Num diálogo anterior, o empresário prestou contas a Gomes sobre depósitos solicitados pelo parlamentar. De acordo com as mensagens obtidas pela PF, em 11 de junho de 2019, o senador apresentou uma lista de favorecidos a Alves para a realização de pagamentos. “Me passa o que fez, por favor”, escreveu o parlamentar ao seu amigo, que, logo em seguida, enviou comprovantes de transferências bancárias feitas a cinco pessoas e empresas que totalizam R$ 42.255.

BUFFET DE FESTA – Em 31 de janeiro de 2019, na véspera de tomar posse no Senado, Gomes solicitou ao empresário um novo repasse “para custear o buffet de uma festa”, segundo relatório policial. Diante do pedido, Alves respondeu: “Como seria? Direto no buffet? Quanto? Estamos juntos, amigo”. Gomes, então, forneceu os dados bancários de uma mulher para a efetivação do pagamento.

O GLOBO entrou em contato com a mulher mencionada na mensagem pelo parlamentar, mas ela não quis falar sobre o assunto e passou o telefone para outra pessoa, identificada como seu marido. O homem, que não quis dizer o nome, afirmou que o pagamento serviu para custear as bebidas da festa de posse do senador, em Brasília, e disse que vários amigos se juntaram para ajudar a bancar o evento.

Outro diálogo indica que, durante a campanha eleitoral ao Senado em 2018, Gomes também pediu pagamentos para bancar uma despesa com uma locadora de veículos.

DISSE O SENADOR – “Tenho que passar 70 mil para uma locadora que pode dar nota que cuida de todos os veículos que estão na campanha”, escreveu o parlamentar dois meses antes das eleições daquele ano. Alves, então, questionou: “Tem q ser hje (hoje) ou eles emitem a NF (nota fiscal) e dão uns dias p pgto (pagamento)?”.

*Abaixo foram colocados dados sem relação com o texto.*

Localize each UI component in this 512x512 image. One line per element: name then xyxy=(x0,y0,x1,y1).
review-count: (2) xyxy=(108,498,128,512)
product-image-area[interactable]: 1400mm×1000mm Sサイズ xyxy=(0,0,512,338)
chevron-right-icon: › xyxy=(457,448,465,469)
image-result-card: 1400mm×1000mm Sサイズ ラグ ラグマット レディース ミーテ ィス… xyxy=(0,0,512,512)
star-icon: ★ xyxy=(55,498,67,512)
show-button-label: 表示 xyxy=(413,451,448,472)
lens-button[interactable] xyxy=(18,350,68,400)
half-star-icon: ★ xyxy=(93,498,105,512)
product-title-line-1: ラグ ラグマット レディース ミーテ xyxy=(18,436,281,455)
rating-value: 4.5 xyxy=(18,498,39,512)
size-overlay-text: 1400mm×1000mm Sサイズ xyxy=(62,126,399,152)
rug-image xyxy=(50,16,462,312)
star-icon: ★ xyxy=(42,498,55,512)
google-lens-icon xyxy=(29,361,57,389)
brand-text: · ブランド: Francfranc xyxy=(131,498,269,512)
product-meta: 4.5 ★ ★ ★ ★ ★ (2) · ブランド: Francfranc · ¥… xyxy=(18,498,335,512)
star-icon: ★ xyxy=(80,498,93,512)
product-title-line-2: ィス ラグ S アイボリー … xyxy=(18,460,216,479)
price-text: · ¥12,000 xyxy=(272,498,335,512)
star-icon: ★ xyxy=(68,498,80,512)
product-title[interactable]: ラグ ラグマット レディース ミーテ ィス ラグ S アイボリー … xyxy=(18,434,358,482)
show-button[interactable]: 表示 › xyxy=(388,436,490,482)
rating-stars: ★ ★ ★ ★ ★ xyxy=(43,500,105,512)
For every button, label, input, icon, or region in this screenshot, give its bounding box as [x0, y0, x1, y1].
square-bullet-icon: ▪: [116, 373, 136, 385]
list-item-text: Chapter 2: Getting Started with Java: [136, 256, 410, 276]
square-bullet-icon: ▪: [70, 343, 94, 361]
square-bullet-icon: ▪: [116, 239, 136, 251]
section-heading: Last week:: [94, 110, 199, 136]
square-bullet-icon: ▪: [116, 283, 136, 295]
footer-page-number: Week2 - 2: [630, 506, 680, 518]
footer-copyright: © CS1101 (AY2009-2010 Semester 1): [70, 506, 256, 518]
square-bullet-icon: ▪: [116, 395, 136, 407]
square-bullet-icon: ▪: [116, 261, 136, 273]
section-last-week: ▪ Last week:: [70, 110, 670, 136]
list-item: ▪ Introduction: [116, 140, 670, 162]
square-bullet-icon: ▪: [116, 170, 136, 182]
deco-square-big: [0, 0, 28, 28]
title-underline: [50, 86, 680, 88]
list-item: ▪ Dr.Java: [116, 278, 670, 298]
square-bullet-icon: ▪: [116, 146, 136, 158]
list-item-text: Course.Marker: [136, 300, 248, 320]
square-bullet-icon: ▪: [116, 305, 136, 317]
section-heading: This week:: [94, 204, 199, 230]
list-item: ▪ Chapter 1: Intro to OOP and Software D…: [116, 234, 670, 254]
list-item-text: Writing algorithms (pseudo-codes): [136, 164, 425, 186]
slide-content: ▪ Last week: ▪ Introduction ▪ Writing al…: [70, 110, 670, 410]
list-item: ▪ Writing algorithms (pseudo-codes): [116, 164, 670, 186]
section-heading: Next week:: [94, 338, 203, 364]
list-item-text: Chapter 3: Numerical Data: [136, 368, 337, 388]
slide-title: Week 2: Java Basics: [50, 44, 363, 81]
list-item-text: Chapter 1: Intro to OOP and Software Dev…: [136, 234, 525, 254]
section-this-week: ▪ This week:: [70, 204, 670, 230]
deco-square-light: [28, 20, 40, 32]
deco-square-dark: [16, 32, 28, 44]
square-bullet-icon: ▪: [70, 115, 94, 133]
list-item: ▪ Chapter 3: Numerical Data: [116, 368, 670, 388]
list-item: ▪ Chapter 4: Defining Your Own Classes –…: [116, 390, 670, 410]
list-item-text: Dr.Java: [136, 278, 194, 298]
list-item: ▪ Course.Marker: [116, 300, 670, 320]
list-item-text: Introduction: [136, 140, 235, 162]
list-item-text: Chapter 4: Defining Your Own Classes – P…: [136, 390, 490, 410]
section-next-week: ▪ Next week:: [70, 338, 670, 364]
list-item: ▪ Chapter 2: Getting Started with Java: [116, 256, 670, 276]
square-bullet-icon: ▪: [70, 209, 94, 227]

Na sequência, o senador respondeu: “Emite e eu preciso de 30 para comer até domingo”. Em seguida, o empresário brincou: “Uai, tá comendo muiiiito amigo rs (risos)”.

“Há elementos para se acreditar que parte dos valores movimentados pelo grupo possa ter ido para o referido senador, por meio de Jorge Rodrigues Alves, como forma de manutenção de uma boa relação, assim como para o financiamento de campanhas políticas”, apontou a PF.

R$ 760 MIL – Ao todo, segundo as mensagens, os pedidos de dinheiro feitos por Gomes somaram cerca de R$ 760 mil de 2016 a 2020.

Além dos pedidos de recursos, as conversas indicam que, após ser eleito pela primeira vez ao Senado, Gomes atuou para atender a uma demanda do empresário junto a um órgão do governo.

Em 11 de abril de 2019, Alves pediu ajuda ao parlamentar para adiar a entrada em vigor de uma portaria do Inmetro que mudaria as especificações das luminárias usadas no sistema de iluminação pública pelo país afora. “Preciso muiiiiito de sua ajuda”, escreveu o empresário. “É só falar aonde”, respondeu o parlamentar. “Portaria 20 do Inmetro. Precisa ser URGENTEMENTE suspensa ou adiada”, afirmou Alves.

DESCLASSIFICAÇÃO – De acordo com as mensagens, o amigo do parlamentar dizia que a sua empresa seria desclassificada da disputa de um contrato público caso não houvesse alteração da portaria do Inmetro.

Ao receber o pleito do empresário, o senador respondeu que iria tentar interceder junto ao Ministério da Economia, ao qual o Inmetro está subordinado: “Vou pedir assim que sair da presidência (…). Falo direto com o Carlos”, disse Gomes, referindo-se a Carlos da Costa, então secretário de Produtividade, Emprego e Competitividade da pasta. Satisfeito com a promessa, Alves escreveu: “Importantíssimo! Amigo, cuida de mim!”. À época, Gomes era vice-líder do governo Bolsonaro no Senado. Ele só se tornou líder no Congresso no fim daquele ano.

Três dias depois, em uma nova conversa, o empresário enviou ao senador um novo documento sobre a portaria do Inmetro.

DEMISSÃO NO INMETRO – Em resposta, Gomes disse que poderia inclusive trabalhar pela demissão da então presidente do Inmetro, Angela Flôres Furtado, caso o órgão não atendesse ao pleito.

“Vou ler aqui e montar uma estratégia. Em último caso, a gente questiona via comissão de Infraestrutura. Se houver motivação de espírito público a gente até derruba essa mulher”, escreveu o parlamentar.

Em mensagens trocadas no dia 26 de junho em 2019, Gomes encaminhou a Alves um e-mail no qual a presidente do Inmetro informava ao seu gabinete que a vigência da portaria seria adiada em três meses. No dia seguinte, Gomes se reuniu com Angela Flôres Furtado, conforme a agenda pública do órgão. As novas regras foram postergadas e só passaram a valer em novembro de 2019.